# Variant Effect Prediction — Random Forest Demo (Tabular)

**Biological framing:** We often build a per-variant feature table (conservation, amino-acid change metrics, structural impact, etc.) and want to predict **pathogenic vs benign**.

This demo is intentionally synthetic to stay fast and reproducible.

### Pipeline
1. Biological features → tensor (`X`, `y`)
2. Model: `RandomForestClassifier`
3. Evaluation: accuracy + confusion matrix
4. Insight: feature importances (what the model uses)

Runtime target: **< 30 seconds**.

In [None]:
import numpy as np
import pandas as pd
import matplotlib.pyplot as plt

from sklearn.model_selection import train_test_split
from sklearn.ensemble import RandomForestClassifier
from sklearn.metrics import accuracy_score, confusion_matrix, ConfusionMatrixDisplay

RANDOM_STATE = 42
rng = np.random.default_rng(RANDOM_STATE)

In [None]:
# 1. Synthetic biological feature table → tensor
# Features:
# - conservation_score: higher tends to be more pathogenic
# - aa_change_index: magnitude of amino-acid change
# - hydrophobicity_change: shift in hydrophobicity
# - structural_impact: higher tends to be more pathogenic

n = 1200
conservation_score = rng.uniform(0, 1, size=n)
aa_change_index = rng.normal(0, 1, size=n)
hydrophobicity_change = rng.normal(0, 1, size=n)
structural_impact = rng.uniform(0, 1, size=n)

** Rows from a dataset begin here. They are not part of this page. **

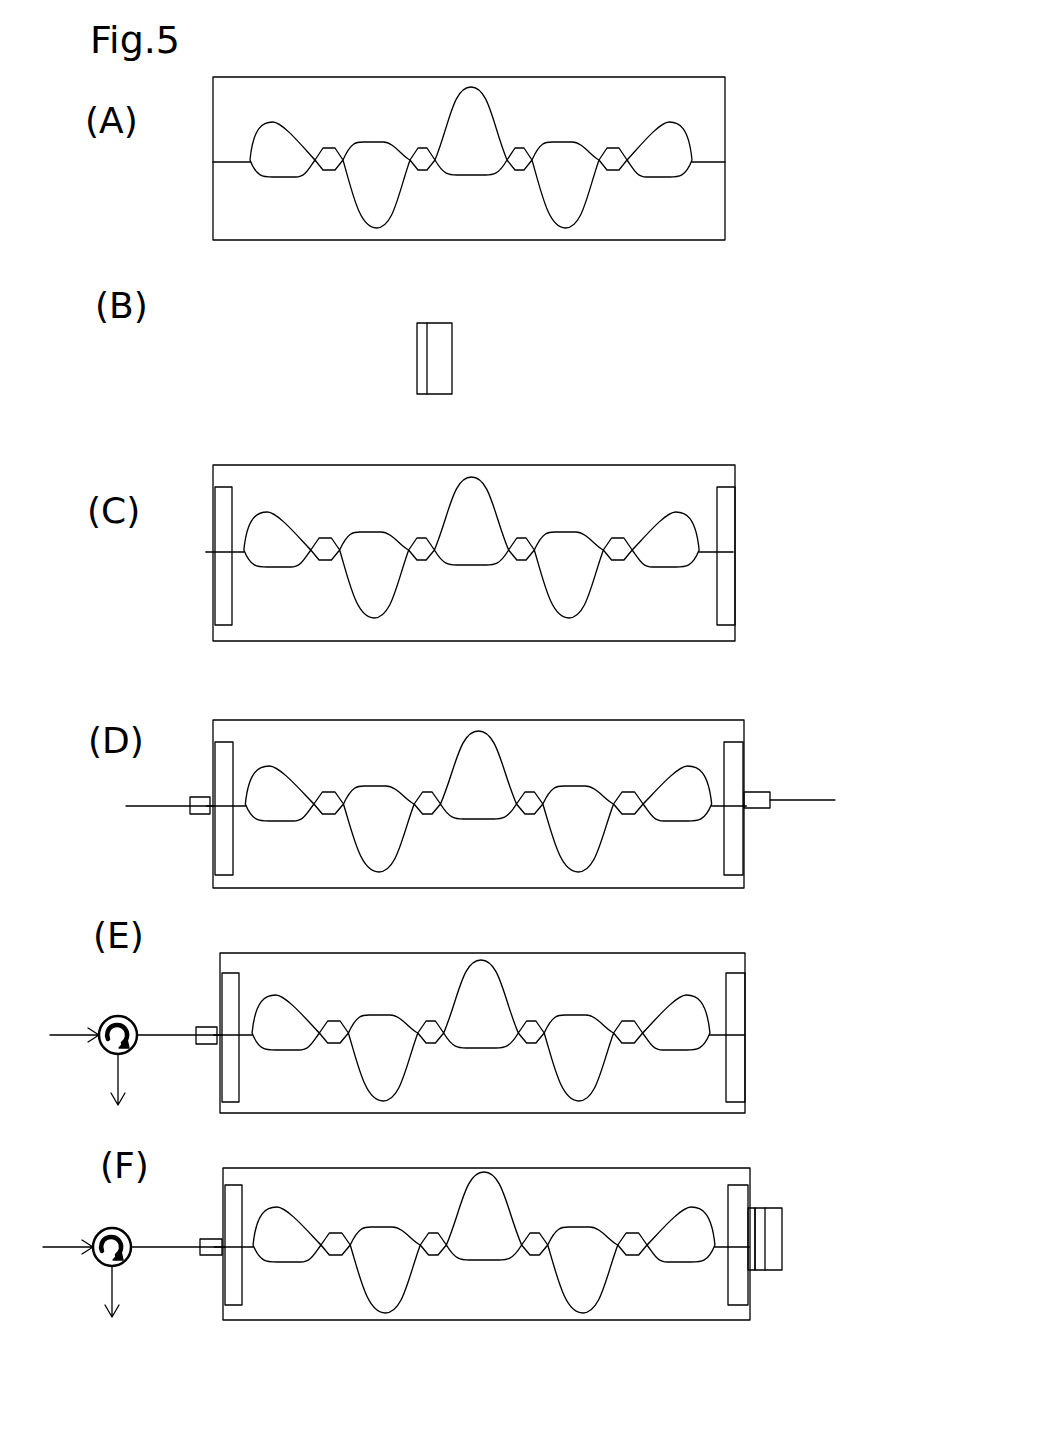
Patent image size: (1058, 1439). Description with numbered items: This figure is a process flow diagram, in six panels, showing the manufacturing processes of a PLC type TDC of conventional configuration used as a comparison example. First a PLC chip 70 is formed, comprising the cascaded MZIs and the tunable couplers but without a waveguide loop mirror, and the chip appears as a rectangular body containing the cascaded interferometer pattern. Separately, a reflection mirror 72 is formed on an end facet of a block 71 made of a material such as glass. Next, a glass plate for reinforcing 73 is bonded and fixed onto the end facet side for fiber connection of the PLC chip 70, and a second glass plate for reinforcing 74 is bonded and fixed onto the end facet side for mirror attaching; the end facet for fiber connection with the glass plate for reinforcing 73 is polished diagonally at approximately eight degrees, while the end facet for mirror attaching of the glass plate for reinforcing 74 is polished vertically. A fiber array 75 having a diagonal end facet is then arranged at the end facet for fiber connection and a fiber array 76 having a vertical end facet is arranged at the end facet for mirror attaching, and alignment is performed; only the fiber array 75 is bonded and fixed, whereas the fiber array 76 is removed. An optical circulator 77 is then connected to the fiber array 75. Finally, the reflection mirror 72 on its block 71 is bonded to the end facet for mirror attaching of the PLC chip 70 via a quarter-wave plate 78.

The PLC chip 70 is at (468, 66).
The block 71 is at (445, 352).
The reflection mirror 72 is at (422, 360).
The glass plate for reinforcing 73 is at (222, 545).
The glass plate for reinforcing 74 is at (730, 525).
The fiber array 75 is at (200, 803).
The fiber array 76 is at (758, 808).
The optical circulator 77 is at (118, 1015).
The quarter-wave plate 78 is at (752, 1208).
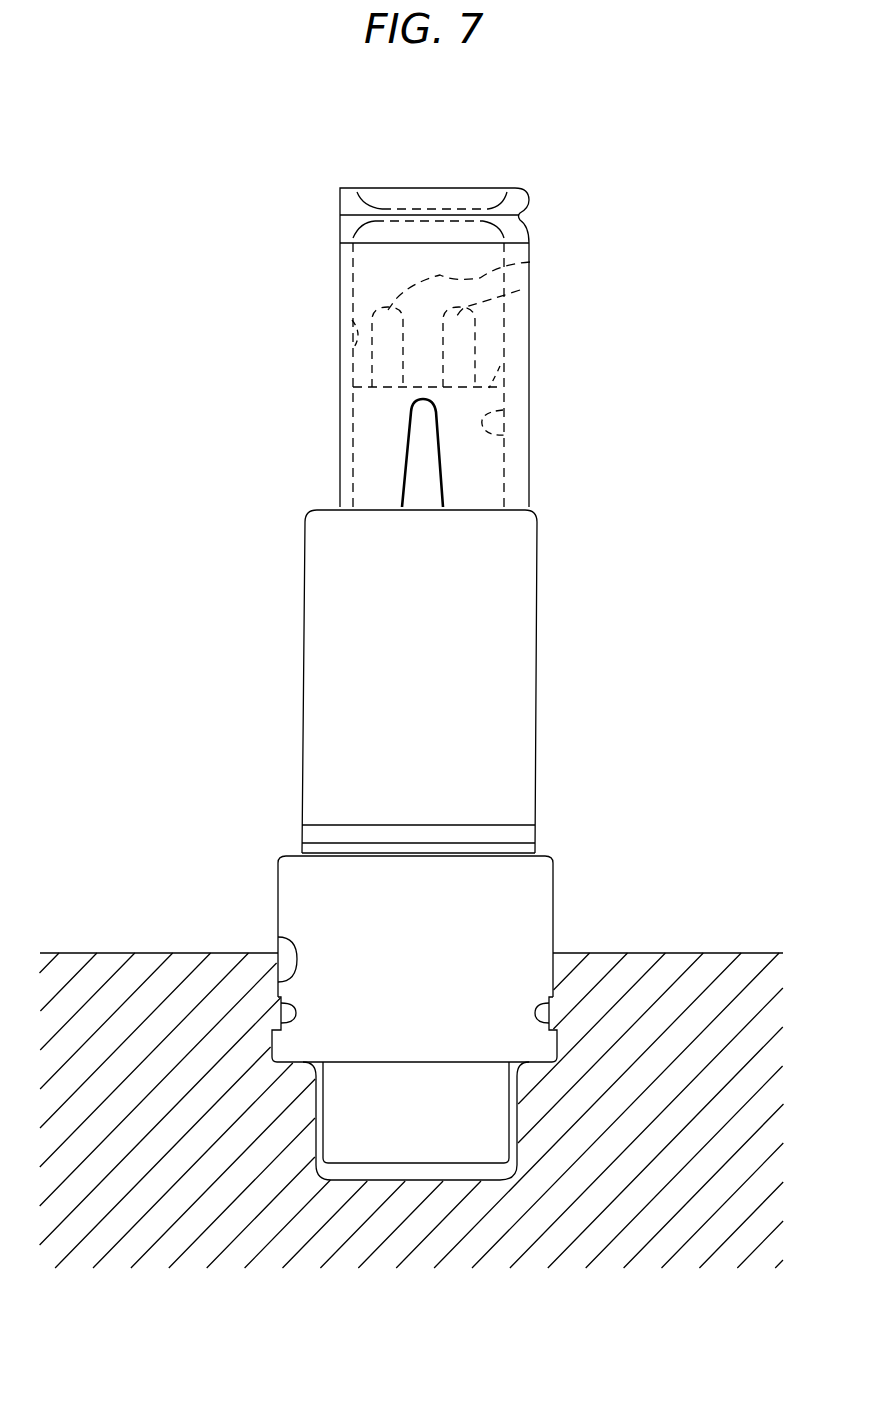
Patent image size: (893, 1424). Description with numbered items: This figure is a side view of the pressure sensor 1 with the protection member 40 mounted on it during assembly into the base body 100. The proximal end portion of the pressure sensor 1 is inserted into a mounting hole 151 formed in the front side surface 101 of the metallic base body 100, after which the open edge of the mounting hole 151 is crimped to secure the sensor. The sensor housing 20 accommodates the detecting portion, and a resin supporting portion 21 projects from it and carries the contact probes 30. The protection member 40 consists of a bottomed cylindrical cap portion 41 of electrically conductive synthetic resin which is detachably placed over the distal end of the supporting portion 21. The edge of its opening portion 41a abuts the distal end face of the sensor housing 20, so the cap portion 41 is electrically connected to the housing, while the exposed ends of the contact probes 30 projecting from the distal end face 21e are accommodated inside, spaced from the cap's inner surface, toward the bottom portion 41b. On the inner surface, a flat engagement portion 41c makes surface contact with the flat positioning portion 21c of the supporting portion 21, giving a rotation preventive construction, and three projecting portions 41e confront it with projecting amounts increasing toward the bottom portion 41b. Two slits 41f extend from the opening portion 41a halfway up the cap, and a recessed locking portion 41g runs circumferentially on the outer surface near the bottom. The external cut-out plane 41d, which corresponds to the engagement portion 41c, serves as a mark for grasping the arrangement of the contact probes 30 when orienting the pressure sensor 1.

# Nonlinear interaction: pathogenic when conservation is high AND structural impact is high.
# Plus some contribution from aa change magnitude.
logit = (
    4.0 * (conservation_score - 0.6)
    + 4.0 * (structural_impact - 0.6)
    + 2.0 * (conservation_score * structural_impact - 0.35)
    + 0.8 * np.abs(aa_change_index)
    - 0.3 * hydrophobicity_change
)

# Convert logit → probability and sample labels
p = 1 / (1 + np.exp(-logit))
y = (rng.uniform(0, 1, size=n) < p).astype(int)  # 1=pathogenic, 0=benign

X = np.column_stack([
    conservation_score,
    aa_change_index,
    hydrophobicity_change,
    structural_impact,
])

feature_names = [
    "conservation_score",
    "aa_change_index",
    "hydrophobicity_change",
    "structural_impact",
]

df = pd.DataFrame(X, columns=feature_names)
df["label_pathogenic"] = y

print(df.head())
print("Class balance (pathogenic rate):", y.mean().round(3))

In [None]:
# 2. Train/test split

X_train, X_test, y_train, y_test = train_test_split(
    X, y, test_size=0.2, random_state=RANDOM_STATE, stratify=y
)
print("Train:", X_train.shape, "Test:", X_test.shape)

In [None]:
# 3. Fit Random Forest

rf = RandomForestClassifier(
    n_estimators=200,
    random_state=RANDOM_STATE,
    n_jobs=-1,
    max_depth=None,
)
rf.fit(X_train, y_train)

y_pred = rf.predict(X_test)
acc = accuracy_score(y_test, y_pred)
print(f"Test accuracy: {acc:.3f}")

In [None]:
# 4. Evaluation: confusion matrix

cm = confusion_matrix(y_test, y_pred, labels=[0, 1])
fig, ax = plt.subplots(figsize=(4, 4))
ConfusionMatrixDisplay(cm, display_labels=["benign", "pathogenic"]).plot(ax=ax, cmap="Greens")
plt.title("Confusion Matrix — Random Forest")
plt.tight_layout()
plt.show()

In [None]:
# 5. Insight: feature importances

importances = rf.feature_importances_
imp_df = pd.DataFrame({"feature": feature_names, "importance": importances}).sort_values(
    "importance", ascending=False
)

display(imp_df)

plt.figure(figsize=(6, 3.5))
plt.bar(imp_df["feature"], imp_df["importance"], color="tab:green")
plt.ylabel("Importance")
plt.title("Feature importance (Random Forest)")
plt.xticks(rotation=25, ha="right")
plt.tight_layout()
plt.show()

## What to emphasize live

- “Notice the **nonlinear interaction**: high conservation *and* high structural impact → more likely pathogenic.”
- Show the **feature importance** plot.
- Make the point: trees capture interactions with almost no feature engineering.

## How to extend
- Replace the synthetic table with a real variant feature table (CSV) in `data/`.
- Switch to gradient boosting (e.g. XGBoost / HistGradientBoosting).
- Add cross-validation + calibration (probabilities matter a lot in genomics).